Rho Young Hee, Oeser Annette, Chung Cecilia P, Milne Ginger L, Stein C Michael
Divisions of Clinical Pharmacology and Rheumatology, Vanderbilt University School of Medicine Nashville, TN, USA.
Arch Drug Inf. 2009 Jun;2(2):34-40. doi: 10.1111/j.1753-5174.2009.00019.x.

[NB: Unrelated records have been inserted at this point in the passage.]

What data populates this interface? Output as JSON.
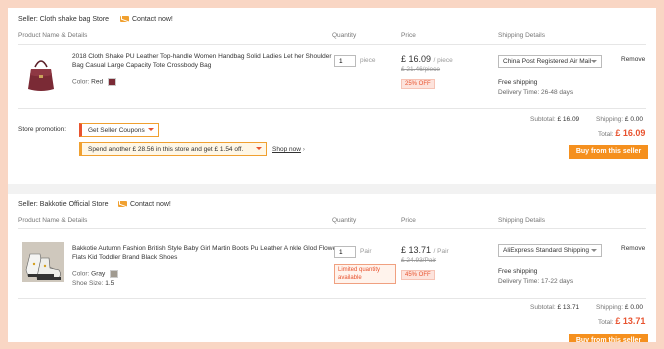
{
  "headers": {
    "product": "Product Name & Details",
    "quantity": "Quantity",
    "price": "Price",
    "shipping": "Shipping Details"
  },
  "contact_label": "Contact now!",
  "remove_label": "Remove",
  "buy_label": "Buy from this seller",
  "store1": {
    "seller": "Seller: Cloth shake bag Store",
    "title": "2018 Cloth Shake PU Leather Top-handle Women Handbag Solid Ladies Let her Shoulder Bag Casual Large Capacity Tote Crossbody Bag",
    "color_label": "Color:",
    "color_value": "Red",
    "quantity": "1",
    "unit": "piece",
    "price": "£ 16.09",
    "price_unit": "/ piece",
    "old_price": "£ 21.46/piece",
    "discount": "25% OFF",
    "shipping_method": "China Post Registered Air Mail",
    "free_shipping": "Free shipping",
    "delivery_time": "Delivery Time: 26-48 days",
    "promotion_label": "Store promotion:",
    "coupon_label": "Get Seller Coupons",
    "spend_text": "Spend another £ 28.56 in this store and get £ 1.54 off.",
    "shop_now": "Shop now",
    "subtotal_label": "Subtotal:",
    "subtotal": "£ 16.09",
    "shipping_label": "Shipping:",
    "shipping_cost": "£ 0.00",
    "total_label": "Total:",
    "total": "£ 16.09"
  },
  "store2": {
    "seller": "Seller: Bakkotie Official Store",
    "title": "Bakkotie Autumn Fashion British Style Baby Girl Martin Boots Pu Leather A nkle Glod Flower Flats Kid Toddler Brand Black Shoes",
    "color_label": "Color:",
    "color_value": "Gray",
    "size_label": "Shoe Size:",
    "size_value": "1.5",
    "quantity": "1",
    "unit": "Pair",
    "limited": "Limited quantity available",
    "price": "£ 13.71",
    "price_unit": "/ Pair",
    "old_price": "£ 24.93/Pair",
    "discount": "45% OFF",
    "shipping_method": "AliExpress Standard Shipping",
    "free_shipping": "Free shipping",
    "delivery_time": "Delivery Time: 17-22 days",
    "subtotal_label": "Subtotal:",
    "subtotal": "£ 13.71",
    "shipping_label": "Shipping:",
    "shipping_cost": "£ 0.00",
    "total_label": "Total:",
    "total": "£ 13.71"
  },
  "colors": {
    "accent": "#f5901e",
    "price_red": "#e8532f",
    "frame": "#f9d6c4"
  }
}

Drugs used for the treatment of rheumatoid arthritis (RA) have the potential to affect cardiovascular risk factors. There is concern that corticosteroids, non-steroidal anti-inflammatory drugs (NSAIDs) and COX-2 inhibitors could affect cardiovascular risk adversely, while drugs such as the antimalarial, hydroxychloroquine, may have beneficial effects. However, there is limited information about cardiovascular risk factors in patients with RA receiving different drugs. METHODS: We measured cardiovascular risk factors including systolic and diastolic blood pressure, serum HDL and LDL cholesterol, glucose and homocysteine concentrations and urinary F(2)-isoprostane excretion in 169 patients with RA. Risk factors were compared according to current use of corticosteroids, methotrexate, antimalarials, NSAIDs, COX-2 inhibitors, leflunomide and TNF-alpha blockers. Comparisons were adjusted for age, sex, race, disease activity (DAS28 score), current hypertension, diabetes, smoking status and statin use. RESULTS: No cardiovascular risk factor differed significantly among current users and non-users of NSAIDs, COX-2 inhibitors, methotrexate and TNF-alpha blockers. Serum HDL cholesterol concentrations were significantly higher in patients currently receiving corticosteroids (42.2 +/- 10.5 vs. 50.2 +/- 15.3 mg/dL, adjusted P < 0.001). Diastolic blood pressure (75.9 +/- 11.2 vs. 72.0 +/- 9.1 mm Hg, adjusted P = 0.02), serum LDL cholesterol (115.6 +/- 34.7 vs. 103.7 +/- 27.8 mg/dL, adjusted P = 0.03) and triglyceride concentrations (157.7 +/- 202.6 vs. 105.5 +/- 50.5 mg/dL, adjusted P = 0.03) were significantly lower in patients taking antimalarial drugs. Plasma glucose was significantly lower in current lefunomide users (93.0 +/- 19.2 vs. 83.6 +/- 13.4 mg/dL, adjusted P = 0.006). CONCLUSIONS: In a cross-sectional setting drugs used to treat RA did not have major adverse effects on cardiovascular risk factors and use of antimalarials was associated with beneficial lipid profiles.
用于治疗类风湿关节炎(RA)的药物有可能影响心血管危险因素。人们担心皮质类固醇、非甾体抗炎药(NSAIDs)和COX-2抑制剂可能对心血管风险产生不利影响,而抗疟药羟氯喹等药物可能具有有益作用。然而,关于接受不同药物治疗的RA患者心血管危险因素的信息有限。方法:我们测量了169例RA患者的心血管危险因素,包括收缩压和舒张压、血清高密度脂蛋白(HDL)和低密度脂蛋白(LDL)胆固醇、血糖和同型半胱氨酸浓度以及尿F(2)-异前列腺素排泄量。根据目前是否使用皮质类固醇、甲氨蝶呤、抗疟药、NSAIDs、COX-2抑制剂、来氟米特和肿瘤坏死因子-α(TNF-α)阻滞剂对危险因素进行比较。比较时对年龄、性别、种族、疾病活动度(DAS28评分)、目前是否患有高血压、糖尿病、吸烟状况和他汀类药物使用情况进行了校正。结果:目前使用NSAIDs、COX-2抑制剂、甲氨蝶呤和TNF-α阻滞剂的患者与未使用者之间,没有任何心血管危险因素存在显著差异。目前接受皮质类固醇治疗的患者血清HDL胆固醇浓度显著更高(42.2±10.5对50.2±15.3mg/dL,校正P<0.001)。服用抗疟药的患者舒张压(75.9±11.2对72.0±9.1mmHg,校正P=0.02)、血清LDL胆固醇(115.6±34.7对103.7±27.8mg/dL,校正P=0.03)和甘油三酯浓度(157.7±202.6对105.5±50.5mg/dL,校正P=0.03)显著更低。目前使用来氟米特的患者血浆葡萄糖显著更低(93.0±19.2对83.6±13.4mg/dL,校正P=0.006)。结论:在横断面研究中,用于治疗RA的药物对心血管危险因素没有重大不利影响,且使用抗疟药与有益的血脂谱相关。